She had not stopped to explain the full connotations of the word _marazul_ to the human woman.  To shatter something could be to break it; but sometimes, hard stone had to be split to reach a precious vein within, to clear a way long blocked, to make a home.  When a person was described as _marazul_ , it meant that they had undergone great strain and change beyond their own control.  It was understood that such a shattering could release something that lay unseen within, or leave it marred; or sometimes both.

First the split; then the cutting.  And the wisest dwarves also understood that in the hands of the best craftsmen, a flawed stone could be shaped into a masterpiece of unique beauty.

Moira wondered whether Jaina Proudmoore’s shattering would reveal her value, or her flaws.  She wondered, too, what those around her might say her own shattering had wrought.

For a long time, she thought she’d known.  She knew what her father would have seen: a shape that did not match his hopes, too many rough edges, too many shadows clotted in her depths.  But Jaina had looked at her with such pleading eyes, as if Moira held the answers that would salve her desperate grief and teach her to forgive; and Moira found herself shaken by the human woman’s trust.

She thought of Jaina, the single golden lock of hair that shone among her shock-white tresses, her stubborn determination to know what was right in a world with no real answers, her rage born of the great love she’d had for all whom she had lost.  She thought of little Dagran, crawling through the halls of his fathers and chortling with joy at Uncle Muradin’s thunderous scowls.  She thought, also, of how a gem’s clouded core was sometimes found to be shot through with strange lights like stars, like a small universe that fit neatly in the palm of one’s hand.

Moira drained the last of her ale and stood up, a faint smile playing across her face.  Nothing was over.  Garrosh still lived.  The Horde would rise again.  And war would always come.

But even the smallest light in the darkness could lead you through.

**Author's Note:**

> I made up the dwarven word _marazul_ , but I based its invention on information I found in an online fan-compiled [Dwarf Language Primer](https://docs.google.com/document/d/1VoIULr6evJqsszELhleCtkh690DvbP9w6dG0kjUiTos/edit). (I love geek culture for the fact that things like this exist.)
> 
> To Moontyger: I found this story during the pinch hit round and was disappointed to find that someone else had already claimed the pinch hit.
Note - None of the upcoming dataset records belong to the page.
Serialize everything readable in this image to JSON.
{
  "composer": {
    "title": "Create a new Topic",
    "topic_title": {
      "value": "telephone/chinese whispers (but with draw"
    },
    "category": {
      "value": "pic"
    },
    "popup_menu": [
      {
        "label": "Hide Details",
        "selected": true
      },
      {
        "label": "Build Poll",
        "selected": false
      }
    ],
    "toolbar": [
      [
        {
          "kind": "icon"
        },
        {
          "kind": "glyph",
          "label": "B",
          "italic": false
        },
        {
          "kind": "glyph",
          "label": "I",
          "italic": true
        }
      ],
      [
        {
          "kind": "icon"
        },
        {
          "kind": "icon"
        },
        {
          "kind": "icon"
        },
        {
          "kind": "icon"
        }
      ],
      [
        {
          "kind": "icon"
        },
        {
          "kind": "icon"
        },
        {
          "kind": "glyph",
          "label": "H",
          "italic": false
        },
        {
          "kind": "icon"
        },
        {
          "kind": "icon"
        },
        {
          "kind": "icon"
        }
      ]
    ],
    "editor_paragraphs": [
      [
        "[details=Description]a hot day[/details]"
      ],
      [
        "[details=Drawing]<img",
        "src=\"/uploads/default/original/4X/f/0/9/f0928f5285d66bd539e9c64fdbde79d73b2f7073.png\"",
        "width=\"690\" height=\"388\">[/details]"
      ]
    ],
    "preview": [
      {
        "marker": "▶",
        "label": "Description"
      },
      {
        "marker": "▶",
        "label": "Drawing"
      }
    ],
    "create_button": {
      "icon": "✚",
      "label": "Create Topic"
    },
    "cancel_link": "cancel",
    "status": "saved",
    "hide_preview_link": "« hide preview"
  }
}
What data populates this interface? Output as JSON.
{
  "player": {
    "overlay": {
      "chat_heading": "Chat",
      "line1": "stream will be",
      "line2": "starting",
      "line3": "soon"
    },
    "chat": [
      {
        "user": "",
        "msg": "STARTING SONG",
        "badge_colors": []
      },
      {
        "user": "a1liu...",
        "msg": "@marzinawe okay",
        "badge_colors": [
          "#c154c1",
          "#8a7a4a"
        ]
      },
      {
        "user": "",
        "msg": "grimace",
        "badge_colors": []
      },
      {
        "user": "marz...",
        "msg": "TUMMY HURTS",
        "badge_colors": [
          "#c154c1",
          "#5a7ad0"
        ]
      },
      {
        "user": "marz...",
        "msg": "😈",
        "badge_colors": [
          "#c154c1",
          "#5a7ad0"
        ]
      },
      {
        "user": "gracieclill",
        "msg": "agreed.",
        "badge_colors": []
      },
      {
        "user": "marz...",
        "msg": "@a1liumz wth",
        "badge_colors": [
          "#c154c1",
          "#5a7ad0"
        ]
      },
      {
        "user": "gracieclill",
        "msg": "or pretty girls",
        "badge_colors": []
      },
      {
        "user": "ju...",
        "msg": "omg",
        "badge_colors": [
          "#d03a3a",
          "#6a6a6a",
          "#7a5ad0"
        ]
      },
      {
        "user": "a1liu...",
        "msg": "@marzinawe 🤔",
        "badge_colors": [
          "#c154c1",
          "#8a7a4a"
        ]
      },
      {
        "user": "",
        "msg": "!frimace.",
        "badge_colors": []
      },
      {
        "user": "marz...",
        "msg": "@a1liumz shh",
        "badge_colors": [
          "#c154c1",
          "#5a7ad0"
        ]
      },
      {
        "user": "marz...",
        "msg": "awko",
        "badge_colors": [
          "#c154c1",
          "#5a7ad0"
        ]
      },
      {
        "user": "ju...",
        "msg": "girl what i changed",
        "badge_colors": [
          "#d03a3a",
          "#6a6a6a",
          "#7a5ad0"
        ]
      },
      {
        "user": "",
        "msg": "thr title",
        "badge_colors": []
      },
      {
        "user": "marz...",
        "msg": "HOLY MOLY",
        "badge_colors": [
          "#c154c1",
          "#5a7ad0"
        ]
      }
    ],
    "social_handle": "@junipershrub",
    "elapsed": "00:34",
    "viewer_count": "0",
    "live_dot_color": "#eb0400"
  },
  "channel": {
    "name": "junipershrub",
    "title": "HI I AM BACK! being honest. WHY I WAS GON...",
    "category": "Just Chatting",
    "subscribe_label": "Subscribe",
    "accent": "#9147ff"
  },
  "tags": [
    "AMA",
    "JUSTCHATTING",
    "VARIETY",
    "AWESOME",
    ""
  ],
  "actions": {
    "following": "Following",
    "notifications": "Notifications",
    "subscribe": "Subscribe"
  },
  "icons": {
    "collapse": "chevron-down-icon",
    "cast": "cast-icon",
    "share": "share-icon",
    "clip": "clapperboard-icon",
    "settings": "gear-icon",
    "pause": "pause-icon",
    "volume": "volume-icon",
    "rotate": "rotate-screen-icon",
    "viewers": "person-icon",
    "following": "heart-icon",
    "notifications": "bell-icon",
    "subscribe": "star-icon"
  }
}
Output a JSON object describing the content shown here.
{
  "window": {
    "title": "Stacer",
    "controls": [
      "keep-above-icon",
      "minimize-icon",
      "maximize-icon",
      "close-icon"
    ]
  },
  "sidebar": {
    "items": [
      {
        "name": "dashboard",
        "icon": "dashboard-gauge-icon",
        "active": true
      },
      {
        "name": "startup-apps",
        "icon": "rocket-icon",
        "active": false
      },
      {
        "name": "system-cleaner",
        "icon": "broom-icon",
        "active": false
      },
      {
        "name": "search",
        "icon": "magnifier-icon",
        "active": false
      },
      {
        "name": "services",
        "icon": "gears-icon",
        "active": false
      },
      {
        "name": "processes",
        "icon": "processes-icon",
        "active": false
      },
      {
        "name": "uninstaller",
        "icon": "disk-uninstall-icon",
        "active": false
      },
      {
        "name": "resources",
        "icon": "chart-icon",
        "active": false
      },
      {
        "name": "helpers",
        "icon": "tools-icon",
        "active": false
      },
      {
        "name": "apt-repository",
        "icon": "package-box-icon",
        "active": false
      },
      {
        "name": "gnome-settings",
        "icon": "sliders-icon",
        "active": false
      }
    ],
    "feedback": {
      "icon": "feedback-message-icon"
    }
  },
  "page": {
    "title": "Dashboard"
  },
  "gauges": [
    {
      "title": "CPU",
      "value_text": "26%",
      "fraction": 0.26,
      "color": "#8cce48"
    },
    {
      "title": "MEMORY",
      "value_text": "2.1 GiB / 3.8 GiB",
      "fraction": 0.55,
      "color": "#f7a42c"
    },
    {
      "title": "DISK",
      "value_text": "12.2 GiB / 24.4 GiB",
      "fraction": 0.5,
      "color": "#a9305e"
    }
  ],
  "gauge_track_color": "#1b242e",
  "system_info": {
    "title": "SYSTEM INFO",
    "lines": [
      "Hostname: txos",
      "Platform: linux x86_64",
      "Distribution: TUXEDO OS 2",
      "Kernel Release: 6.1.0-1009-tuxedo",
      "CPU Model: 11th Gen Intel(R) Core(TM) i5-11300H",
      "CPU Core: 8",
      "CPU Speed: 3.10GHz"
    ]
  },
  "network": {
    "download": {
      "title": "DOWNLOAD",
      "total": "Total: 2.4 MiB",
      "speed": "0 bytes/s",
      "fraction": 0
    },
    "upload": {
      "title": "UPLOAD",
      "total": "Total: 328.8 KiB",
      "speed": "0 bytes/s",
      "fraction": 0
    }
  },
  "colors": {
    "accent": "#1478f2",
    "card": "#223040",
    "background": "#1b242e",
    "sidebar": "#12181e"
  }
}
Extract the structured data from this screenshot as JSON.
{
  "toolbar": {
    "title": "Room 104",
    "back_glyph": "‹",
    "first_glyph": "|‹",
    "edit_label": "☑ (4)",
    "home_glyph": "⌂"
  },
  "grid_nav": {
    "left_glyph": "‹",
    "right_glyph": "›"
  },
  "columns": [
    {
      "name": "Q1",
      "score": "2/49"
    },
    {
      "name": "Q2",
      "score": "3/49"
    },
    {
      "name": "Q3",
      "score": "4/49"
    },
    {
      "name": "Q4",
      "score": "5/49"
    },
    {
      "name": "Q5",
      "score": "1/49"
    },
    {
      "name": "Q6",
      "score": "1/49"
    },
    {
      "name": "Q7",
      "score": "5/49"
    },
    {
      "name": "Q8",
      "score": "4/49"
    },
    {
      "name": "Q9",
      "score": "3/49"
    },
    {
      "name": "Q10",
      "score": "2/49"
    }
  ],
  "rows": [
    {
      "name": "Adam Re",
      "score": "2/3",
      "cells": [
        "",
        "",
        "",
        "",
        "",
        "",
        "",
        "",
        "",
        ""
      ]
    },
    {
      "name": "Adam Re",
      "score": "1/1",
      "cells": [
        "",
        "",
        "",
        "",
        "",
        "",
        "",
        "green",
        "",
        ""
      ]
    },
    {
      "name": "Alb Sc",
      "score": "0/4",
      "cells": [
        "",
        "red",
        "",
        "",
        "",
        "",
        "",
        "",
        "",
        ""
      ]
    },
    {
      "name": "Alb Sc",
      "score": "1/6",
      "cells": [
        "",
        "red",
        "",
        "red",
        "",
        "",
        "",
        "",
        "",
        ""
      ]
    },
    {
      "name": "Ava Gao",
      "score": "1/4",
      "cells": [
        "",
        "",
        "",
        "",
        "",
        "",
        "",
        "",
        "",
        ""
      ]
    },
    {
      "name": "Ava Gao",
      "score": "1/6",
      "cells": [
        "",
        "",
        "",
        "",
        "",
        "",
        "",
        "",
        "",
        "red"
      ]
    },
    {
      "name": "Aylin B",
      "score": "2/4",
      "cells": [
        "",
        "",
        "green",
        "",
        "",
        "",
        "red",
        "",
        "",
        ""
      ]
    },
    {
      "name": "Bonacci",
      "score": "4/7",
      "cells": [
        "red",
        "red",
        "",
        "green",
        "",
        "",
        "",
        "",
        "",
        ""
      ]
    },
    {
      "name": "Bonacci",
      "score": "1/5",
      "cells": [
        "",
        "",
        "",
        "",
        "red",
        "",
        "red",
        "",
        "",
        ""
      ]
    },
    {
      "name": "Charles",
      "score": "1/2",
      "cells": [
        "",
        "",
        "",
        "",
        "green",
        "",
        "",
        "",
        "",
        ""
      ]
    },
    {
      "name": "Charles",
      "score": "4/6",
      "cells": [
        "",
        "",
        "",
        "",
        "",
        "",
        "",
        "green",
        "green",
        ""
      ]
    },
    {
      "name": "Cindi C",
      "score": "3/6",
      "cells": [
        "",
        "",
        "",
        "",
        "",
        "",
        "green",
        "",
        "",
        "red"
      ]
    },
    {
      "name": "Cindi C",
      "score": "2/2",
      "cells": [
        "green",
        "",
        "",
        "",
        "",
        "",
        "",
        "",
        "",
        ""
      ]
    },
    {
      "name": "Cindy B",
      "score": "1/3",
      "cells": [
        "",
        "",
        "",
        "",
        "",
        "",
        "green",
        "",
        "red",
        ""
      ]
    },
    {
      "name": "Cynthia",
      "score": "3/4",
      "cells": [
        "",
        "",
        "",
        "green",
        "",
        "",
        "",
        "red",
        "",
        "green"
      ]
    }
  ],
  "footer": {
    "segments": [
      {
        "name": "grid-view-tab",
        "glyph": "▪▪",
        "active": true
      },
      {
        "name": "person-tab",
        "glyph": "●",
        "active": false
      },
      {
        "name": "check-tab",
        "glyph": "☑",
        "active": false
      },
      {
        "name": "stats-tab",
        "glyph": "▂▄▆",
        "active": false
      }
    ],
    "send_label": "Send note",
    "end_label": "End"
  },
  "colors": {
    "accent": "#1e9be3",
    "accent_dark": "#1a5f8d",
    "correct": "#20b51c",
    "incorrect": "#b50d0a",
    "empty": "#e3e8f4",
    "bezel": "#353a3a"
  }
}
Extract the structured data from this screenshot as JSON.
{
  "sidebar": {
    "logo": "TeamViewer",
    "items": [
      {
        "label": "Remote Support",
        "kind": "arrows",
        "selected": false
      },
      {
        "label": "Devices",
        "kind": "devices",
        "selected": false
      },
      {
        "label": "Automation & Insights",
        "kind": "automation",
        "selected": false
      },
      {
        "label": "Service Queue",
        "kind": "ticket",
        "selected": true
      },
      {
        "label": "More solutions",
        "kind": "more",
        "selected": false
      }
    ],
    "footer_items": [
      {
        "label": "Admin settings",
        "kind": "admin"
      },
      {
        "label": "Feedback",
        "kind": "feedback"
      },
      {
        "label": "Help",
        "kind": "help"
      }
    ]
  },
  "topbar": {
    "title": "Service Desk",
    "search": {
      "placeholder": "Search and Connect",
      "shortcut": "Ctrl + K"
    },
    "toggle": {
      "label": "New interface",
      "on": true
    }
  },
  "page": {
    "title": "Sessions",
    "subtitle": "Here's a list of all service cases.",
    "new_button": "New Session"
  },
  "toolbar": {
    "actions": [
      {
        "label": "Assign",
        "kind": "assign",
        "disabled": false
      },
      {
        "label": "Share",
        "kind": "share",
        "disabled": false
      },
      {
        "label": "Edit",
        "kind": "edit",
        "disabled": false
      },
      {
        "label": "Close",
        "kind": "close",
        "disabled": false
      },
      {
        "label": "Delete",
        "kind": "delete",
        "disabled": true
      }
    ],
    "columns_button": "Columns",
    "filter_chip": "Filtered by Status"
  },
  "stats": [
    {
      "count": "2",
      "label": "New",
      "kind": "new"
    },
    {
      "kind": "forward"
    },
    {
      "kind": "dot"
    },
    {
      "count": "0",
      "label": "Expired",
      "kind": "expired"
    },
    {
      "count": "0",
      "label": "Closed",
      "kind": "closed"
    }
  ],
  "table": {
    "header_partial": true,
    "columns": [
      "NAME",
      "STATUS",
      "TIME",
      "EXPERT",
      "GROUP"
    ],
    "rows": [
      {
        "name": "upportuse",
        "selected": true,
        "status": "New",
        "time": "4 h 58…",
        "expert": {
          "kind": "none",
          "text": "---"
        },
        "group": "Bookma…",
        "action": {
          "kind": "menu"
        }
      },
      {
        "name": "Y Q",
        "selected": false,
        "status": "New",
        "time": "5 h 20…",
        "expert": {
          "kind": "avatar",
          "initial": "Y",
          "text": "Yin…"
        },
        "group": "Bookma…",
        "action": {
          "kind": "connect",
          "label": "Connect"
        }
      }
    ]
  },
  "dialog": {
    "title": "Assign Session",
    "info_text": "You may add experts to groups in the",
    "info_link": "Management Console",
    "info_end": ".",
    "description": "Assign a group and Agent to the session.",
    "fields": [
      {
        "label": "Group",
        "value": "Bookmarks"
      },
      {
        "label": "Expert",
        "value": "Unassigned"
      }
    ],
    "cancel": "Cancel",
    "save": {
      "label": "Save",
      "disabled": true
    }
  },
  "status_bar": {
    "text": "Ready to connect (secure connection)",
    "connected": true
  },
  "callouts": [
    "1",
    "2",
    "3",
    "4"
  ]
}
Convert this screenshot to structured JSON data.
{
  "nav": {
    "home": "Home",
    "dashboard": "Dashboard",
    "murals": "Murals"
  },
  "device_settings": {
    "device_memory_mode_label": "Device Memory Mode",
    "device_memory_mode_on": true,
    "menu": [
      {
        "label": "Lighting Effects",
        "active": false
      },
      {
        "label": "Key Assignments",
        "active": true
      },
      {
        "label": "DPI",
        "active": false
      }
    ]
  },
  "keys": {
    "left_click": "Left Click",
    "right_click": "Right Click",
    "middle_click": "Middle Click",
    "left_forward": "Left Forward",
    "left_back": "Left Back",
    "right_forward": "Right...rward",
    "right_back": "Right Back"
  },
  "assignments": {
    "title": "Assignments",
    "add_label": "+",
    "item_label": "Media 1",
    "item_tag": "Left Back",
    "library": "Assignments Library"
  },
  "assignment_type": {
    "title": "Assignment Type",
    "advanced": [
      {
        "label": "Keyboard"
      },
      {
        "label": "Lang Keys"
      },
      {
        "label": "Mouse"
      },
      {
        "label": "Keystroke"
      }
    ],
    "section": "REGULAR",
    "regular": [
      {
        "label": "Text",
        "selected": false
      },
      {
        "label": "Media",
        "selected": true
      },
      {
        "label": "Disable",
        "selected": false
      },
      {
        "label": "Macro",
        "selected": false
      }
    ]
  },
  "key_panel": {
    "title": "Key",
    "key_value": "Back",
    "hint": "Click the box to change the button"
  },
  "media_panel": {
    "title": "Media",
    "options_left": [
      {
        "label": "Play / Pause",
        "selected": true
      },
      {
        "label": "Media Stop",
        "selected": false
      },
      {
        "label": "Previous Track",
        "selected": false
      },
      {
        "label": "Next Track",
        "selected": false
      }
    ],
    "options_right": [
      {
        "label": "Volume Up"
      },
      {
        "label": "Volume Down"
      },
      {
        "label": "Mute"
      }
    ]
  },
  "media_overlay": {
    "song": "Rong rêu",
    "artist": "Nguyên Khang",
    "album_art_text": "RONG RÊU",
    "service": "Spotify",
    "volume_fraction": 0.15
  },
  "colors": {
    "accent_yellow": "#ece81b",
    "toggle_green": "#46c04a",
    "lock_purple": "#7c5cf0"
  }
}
When I saw that you signed up for Remix Madness, I was overjoyed! I love the original and the way you brought these two female leaders of the Alliance together, with their flaws, their anger, their strength, and their struggles to lead in troubled times. I wanted to explore Jaina's anger and grief in particular. In remixing it, I took their conversation apart a bit and put it in a slightly different order, but I kept or echoed much of your words because I did like the original so much. Thanks for writing it, and for giving me the opportunity to remix!


End file.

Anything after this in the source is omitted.